Engager la transition vers un urbanisme circulaire

intensifier les usages recycler les espaces transformer l'existant

En cherchant à développer des alternatives concrètes à l’étalement urbain, l’urbanisme circulaire propose de repenser les processus de fabrication de la ville pour bâtir une ville flexible capable de s’adapter en continu à l’évolution des usages.

Loin d’être un concept théorique, l’urbanisme circulaire cherche à généraliser au cœur de la fabrique urbaine les principes développés par des projets pionniers développés partout en Europe : intensifier les usages de la ville, transformer les bâtiments existants ou recycler les espaces urbains.
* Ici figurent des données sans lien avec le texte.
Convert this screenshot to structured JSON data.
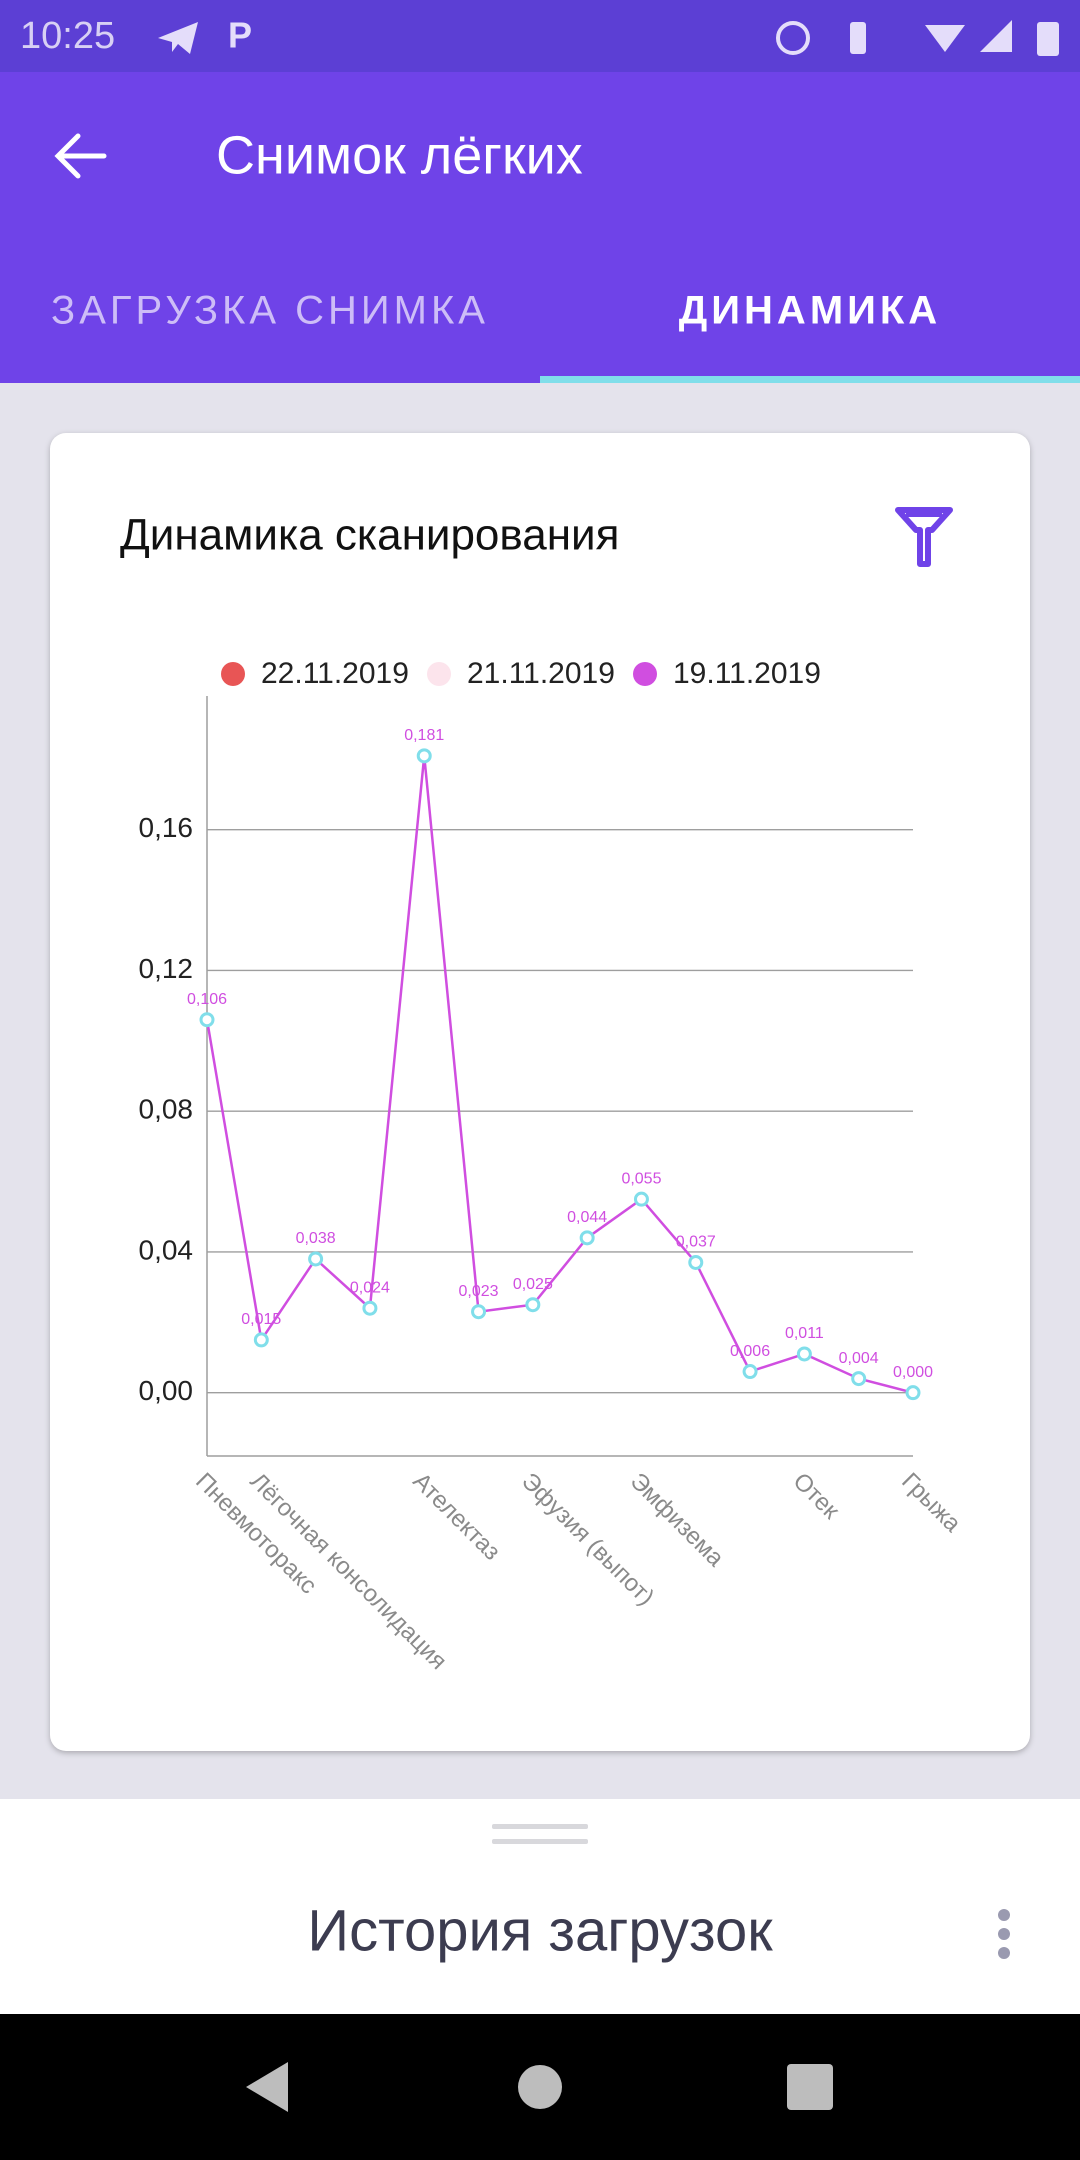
{
  "status_bar": {
    "time": "10:25"
  },
  "app_bar": {
    "title": "Снимок лёгких"
  },
  "tabs": [
    "ЗАГРУЗКА СНИМКА",
    "ДИНАМИКА"
  ],
  "bottom_sheet": {
    "title": "История загрузок"
  },
  "chart_data": {
    "type": "line",
    "title": "Динамика сканирования",
    "categories": [
      "Пневмоторакс",
      "Лёгочная консолидация",
      null,
      null,
      "Ателектаз",
      null,
      "Эфузия (выпот)",
      null,
      "Эмфизема",
      null,
      null,
      "Отек",
      null,
      "Грыжа"
    ],
    "series": [
      {
        "name": "22.11.2019",
        "color": "#e85555",
        "values": [
          null,
          null,
          null,
          null,
          null,
          null,
          null,
          null,
          null,
          null,
          null,
          null,
          null,
          null
        ]
      },
      {
        "name": "21.11.2019",
        "color": "#fce4ec",
        "values": [
          null,
          null,
          null,
          null,
          null,
          null,
          null,
          null,
          null,
          null,
          null,
          null,
          null,
          null
        ]
      },
      {
        "name": "19.11.2019",
        "color": "#d04ee0",
        "values": [
          0.106,
          0.015,
          0.038,
          0.024,
          0.181,
          0.023,
          0.025,
          0.044,
          0.055,
          0.037,
          0.006,
          0.011,
          0.004,
          0.0
        ],
        "value_labels": [
          "0,106",
          "0,015",
          "0,038",
          "0,024",
          "0,181",
          "0,023",
          "0,025",
          "0,044",
          "0,055",
          "0,037",
          "0,006",
          "0,011",
          "0,004",
          "0,000"
        ]
      }
    ],
    "ylim": [
      -0.018,
      0.198
    ],
    "yticks": [
      {
        "value": 0,
        "label": "0,00"
      },
      {
        "value": 0.04,
        "label": "0,04"
      },
      {
        "value": 0.08,
        "label": "0,08"
      },
      {
        "value": 0.12,
        "label": "0,12"
      },
      {
        "value": 0.16,
        "label": "0,16"
      }
    ],
    "grid": true,
    "legend": "top",
    "marker_color": "#80deea"
  }
}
Il y avait des graines terribles sur la planète du petit prince… c’était les graines de baobabs. Or un baobab, si l’on s’y prend trop tard, on ne peut plus jamais s’en débarrasser. Il encombre toute la planète. Il la perfore de ses racines. Et si la planète est trop petite, et si les baobabs sont trop nombreux, ils la font éclater.

Antoine de Saint-Exupéry

La ville disloquée

L’étalement urbain est le premier des faits urbains des dernières décennies, et c’est bien entendu la voiture qui est le moteur de cette explosion. Les chiffres varient (faute d’un observatoire digne de ce nom), mais la tendance est nette : un grignotage continu des espaces agricoles par la ville. Entre 2006 et 2015, ce serait plus d’un demi-million d’hectares qui auraient été artificialisés en France métropolitaine. Six fois la surface de Paris. Tous les ans.

Bien sûr, une partie de ces terres a légitimement permis de loger une population qui croît et une économie qui se développe, mais finalement si peu. Car la croissance urbaine des dernières décennies est aussi inefficace : la tache urbaine croît aujourd’hui deux fois plus vite que la population.

Mais au-delà des chiffres, c’est surtout la nature de la ville qui est transformée par son étalement. Le défaut de la ville étalée n’est pas tant l’esthétique douteuse et interchangeable des entrées de villes, mais le caractère discontinu du tissu urbain, qui lui fait perdre ses qualités de proximité qui font la ville. L’occupation du rond-point du Leclerc nous a rappelé – si c’était nécessaire – combien la ville disloquée a perdu sa capacité à porter la convivialité.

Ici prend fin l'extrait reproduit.